The court said the municipalities lacked standing because the injuries claimed — lack of revenue from fracking operations — were “hypothetical.”

The Republican lawmakers argued that the DRBC, which is governed by a federal compact and includes the governors of the four states that draw from the Delaware River, overstepped its legal authority in banning fracking in the basin, which includes the eastern part of Pennsylvania.

Democrats and environmental groups applauded the ruling from judges L. Felipe Restrepo, Jane R. Roth, and Julio M. Fuentes.

“In short, this case was nothing short of political posturing,” said the Delaware Riverkeeper Network’s Maya van Rossum.

The decision on standing is precedential, meaning it binds all courts in the 3rd Circuit from allowing cases where individual lawmakers challenge policy.

“It makes clear that these types of challenges by state legislators cannot go forward, the courthouse door is not open to them,” said Robert Wiygul, an attorney representing suburban Philadelphia Democratic senators who joined the case on the side of the DRBC. “They were trying to speak for the General Assembly as a whole.”

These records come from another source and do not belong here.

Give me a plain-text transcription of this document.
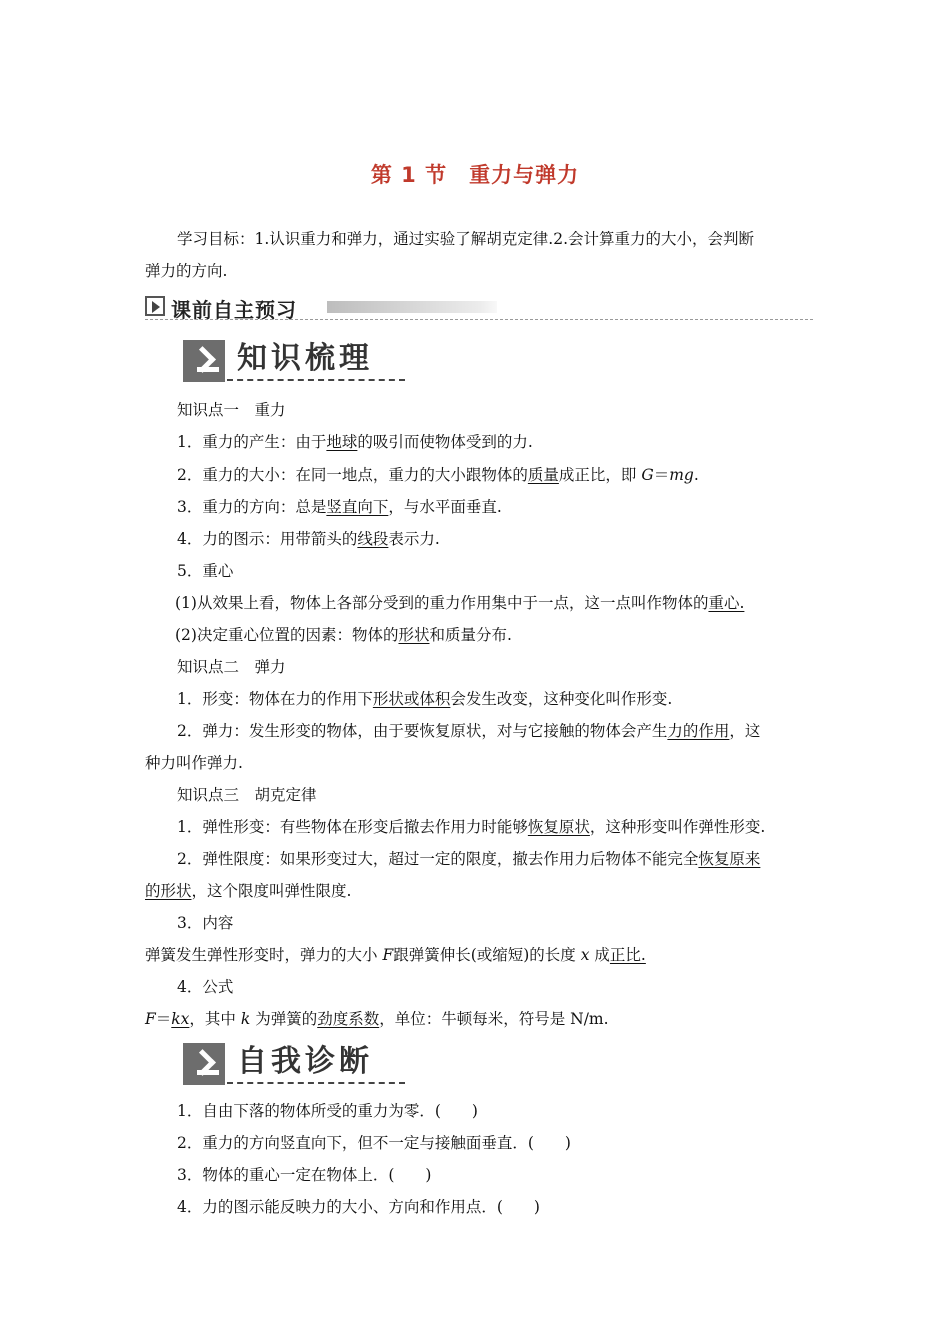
第 1 节 重力与弹力
学习目标：1.认识重力和弹力，通过实验了解胡克定律.2.会计算重力的大小，会判断
弹力的方向.
课前自主预习
知识梳理
知识点一　重力
1．重力的产生：由于地球的吸引而使物体受到的力.
2．重力的大小：在同一地点，重力的大小跟物体的质量成正比，即 G＝mg.
3．重力的方向：总是竖直向下，与水平面垂直.
4．力的图示：用带箭头的线段表示力.
5．重心
(1)从效果上看，物体上各部分受到的重力作用集中于一点，这一点叫作物体的重心.
(2)决定重心位置的因素：物体的形状和质量分布.
知识点二　弹力
1．形变：物体在力的作用下形状或体积会发生改变，这种变化叫作形变.
2．弹力：发生形变的物体，由于要恢复原状，对与它接触的物体会产生力的作用，这
种力叫作弹力.
知识点三　胡克定律
1．弹性形变：有些物体在形变后撤去作用力时能够恢复原状，这种形变叫作弹性形变.
2．弹性限度：如果形变过大，超过一定的限度，撤去作用力后物体不能完全恢复原来
的形状，这个限度叫弹性限度.
3．内容
弹簧发生弹性形变时，弹力的大小 F跟弹簧伸长(或缩短)的长度 x 成正比.
4．公式
F＝kx，其中 k 为弹簧的劲度系数，单位：牛顿每米，符号是 N/m.
自我诊断
1．自由下落的物体所受的重力为零．(　　)
2．重力的方向竖直向下，但不一定与接触面垂直．(　　)
3．物体的重心一定在物体上．(　　)
4．力的图示能反映力的大小、方向和作用点．(　　)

The plaintiffs also tried to use the Environmental Rights Amendment of the Pennsylvania Constitution to argue in favor of their standing as “trustees” of the state’s natural resources.

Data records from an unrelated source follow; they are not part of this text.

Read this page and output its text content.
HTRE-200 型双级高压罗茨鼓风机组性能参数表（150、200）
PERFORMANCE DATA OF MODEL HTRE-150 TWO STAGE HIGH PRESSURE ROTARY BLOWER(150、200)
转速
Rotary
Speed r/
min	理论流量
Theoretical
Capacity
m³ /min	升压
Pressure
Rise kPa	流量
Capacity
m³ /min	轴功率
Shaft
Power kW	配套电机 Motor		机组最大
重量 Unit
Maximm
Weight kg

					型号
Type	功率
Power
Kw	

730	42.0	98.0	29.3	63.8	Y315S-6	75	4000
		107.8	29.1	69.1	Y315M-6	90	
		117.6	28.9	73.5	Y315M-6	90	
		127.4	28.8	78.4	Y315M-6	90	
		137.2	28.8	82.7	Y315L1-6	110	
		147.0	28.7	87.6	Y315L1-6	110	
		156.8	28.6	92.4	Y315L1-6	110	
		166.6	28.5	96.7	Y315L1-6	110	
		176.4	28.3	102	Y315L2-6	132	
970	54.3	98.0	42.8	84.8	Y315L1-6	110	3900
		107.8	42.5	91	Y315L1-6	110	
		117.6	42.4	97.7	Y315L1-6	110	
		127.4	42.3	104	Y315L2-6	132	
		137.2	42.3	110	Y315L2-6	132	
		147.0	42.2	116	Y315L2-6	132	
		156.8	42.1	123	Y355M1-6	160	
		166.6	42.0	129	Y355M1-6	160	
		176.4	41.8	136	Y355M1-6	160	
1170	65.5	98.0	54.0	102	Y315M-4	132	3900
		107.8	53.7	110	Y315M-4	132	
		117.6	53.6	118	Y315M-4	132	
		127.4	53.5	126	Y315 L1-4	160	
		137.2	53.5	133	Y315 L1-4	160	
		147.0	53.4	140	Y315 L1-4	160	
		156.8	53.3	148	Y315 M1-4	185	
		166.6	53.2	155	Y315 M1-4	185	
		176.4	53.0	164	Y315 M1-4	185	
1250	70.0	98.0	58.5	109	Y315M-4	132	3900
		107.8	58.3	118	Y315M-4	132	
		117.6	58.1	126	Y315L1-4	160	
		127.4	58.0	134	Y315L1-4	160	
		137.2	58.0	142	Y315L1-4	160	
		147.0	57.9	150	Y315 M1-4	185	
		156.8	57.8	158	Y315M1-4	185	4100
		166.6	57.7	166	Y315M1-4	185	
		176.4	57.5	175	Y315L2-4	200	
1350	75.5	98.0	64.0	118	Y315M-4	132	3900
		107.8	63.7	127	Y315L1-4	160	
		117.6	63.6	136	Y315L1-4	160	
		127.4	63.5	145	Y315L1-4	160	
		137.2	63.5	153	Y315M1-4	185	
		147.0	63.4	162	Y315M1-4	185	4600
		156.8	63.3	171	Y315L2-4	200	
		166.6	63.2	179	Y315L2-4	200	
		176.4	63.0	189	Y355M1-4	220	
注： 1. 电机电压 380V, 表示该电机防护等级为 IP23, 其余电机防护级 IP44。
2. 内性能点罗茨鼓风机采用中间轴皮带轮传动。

“The court cited how upside down and backwards that was,” Wiygul said.

All four basin states — Pennsylvania, New Jersey, Delaware and New York — voted to ban fracking in February 2021.

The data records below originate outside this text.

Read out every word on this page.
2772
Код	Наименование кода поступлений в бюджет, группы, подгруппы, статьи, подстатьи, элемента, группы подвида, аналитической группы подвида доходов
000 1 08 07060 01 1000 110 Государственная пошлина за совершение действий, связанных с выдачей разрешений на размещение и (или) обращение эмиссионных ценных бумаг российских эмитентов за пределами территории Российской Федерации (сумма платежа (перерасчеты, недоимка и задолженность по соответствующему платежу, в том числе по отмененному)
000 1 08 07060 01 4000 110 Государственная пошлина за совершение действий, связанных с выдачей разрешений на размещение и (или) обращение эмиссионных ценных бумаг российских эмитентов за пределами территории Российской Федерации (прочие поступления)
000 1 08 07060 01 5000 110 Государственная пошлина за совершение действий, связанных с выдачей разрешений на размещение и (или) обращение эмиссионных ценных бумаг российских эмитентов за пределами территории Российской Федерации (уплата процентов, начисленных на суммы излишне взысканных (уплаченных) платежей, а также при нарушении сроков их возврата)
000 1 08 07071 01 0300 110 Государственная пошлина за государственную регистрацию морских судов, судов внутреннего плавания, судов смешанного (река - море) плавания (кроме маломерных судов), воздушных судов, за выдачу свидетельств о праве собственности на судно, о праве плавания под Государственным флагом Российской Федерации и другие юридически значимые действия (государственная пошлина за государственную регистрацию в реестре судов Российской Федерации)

After 10 years of debating and studying the issue, the DRBC cited scientific evidence that fracking has polluted drinking water, surface water, and groundwater. The vote prohibits gas drilling in northeastern Pennsylvania and southern New York state, where Marcellus Shale gas deposits are limited to about one-third of the basin.

The court did not preclude others from challenging the ban who could prove injury.

Yaw’s office did not return a request for comment.